CORRESP 1 filename1.htm corresp
GENOMIC HEALTH, INC.
301 Penobscot Drive
Redwood City, California 94063
October 27, 2010
VIA EDGAR
Tia Jenkins
Senior Assistant Chief Accountant
Securities and Exchange Commission
Division of Corporation Finance
100 F. Street, N.E.
Washington, D.C. 20549
Re:   Genomic Health, Inc.
Form 10-K for fiscal Year Ended December 31, 2009
Filed March 15, 2010
File No. 000-51541
Definitive Proxy Statement on Schedule 14A
Filed April 29, 2010
File No. 000-51541
Dear Ms. Jenkins:
     This letter sets forth the response of Genomic Health, Inc. (the “Company”) to the comment received from the staff (the “Staff”) of the Securities and Exchange Commission (the “Commission”) in its letter to the Company dated September 30, 2010. To facilitate your review of the Company’s response to the Staff’s comment, we have reproduced below the Staff’s comment followed by the Company’s response.
Form 10-K for fiscal Year Ended December 31, 2009
Item 7. Management’s Discussion and Analysis of Financial Condition and Results of Operations
Critical Accounting Policies and Significant Judgments and Estimates
General, page 50
1.   We note your response to our previous comment one.

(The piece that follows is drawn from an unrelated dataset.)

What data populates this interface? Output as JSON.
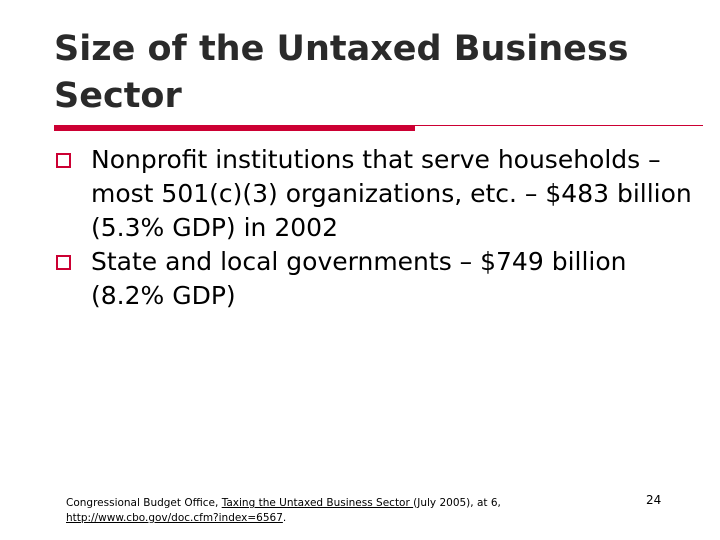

However, considering the significant percentage of product revenues you recognize upon cash collection, disclosure of amounts billed but not recognized for tests where services have been performed and results have been delivered is an important element that would enhance an investors’ understanding of your business, potential future revenues and performance. Accordingly,

 


 

Securities and Exchange Commission
October 27, 2010
Page 2
    please provide us with current disclosure and confirm in future filings you will expand your disclosures to include such amounts.
Response:
     In future filings, the Company will include in its discussion of Critical Accounting Policies and Significant Judgments and Estimates disclosure similar to the below:
     As of June 30, 2010, amounts outstanding for tests delivered, net of write-downs and adjustments, which were not recognized as revenue upon delivery because our accrual revenue recognition criteria were not met and which had not been collected totaled approximately $39 million. We cannot provide any assurance as to when, if ever, and to what extent these amounts will be collected.
     We believe the foregoing to be responsive to the Staff’s comment. Please direct any questions or comments regarding this response to the undersigned at 650.569.2290.
     
 
  Sincerely,
 
   
 
   
 
   
 
  /s/ G. Bradley Cole
 
   
 
  G. Bradley Cole
 
  Chief Operating Officer and
 
  Chief Financial Officer
 
  Genomic Health, Inc.
cc:   Kimberly J. Popovits, Genomic Health, Inc.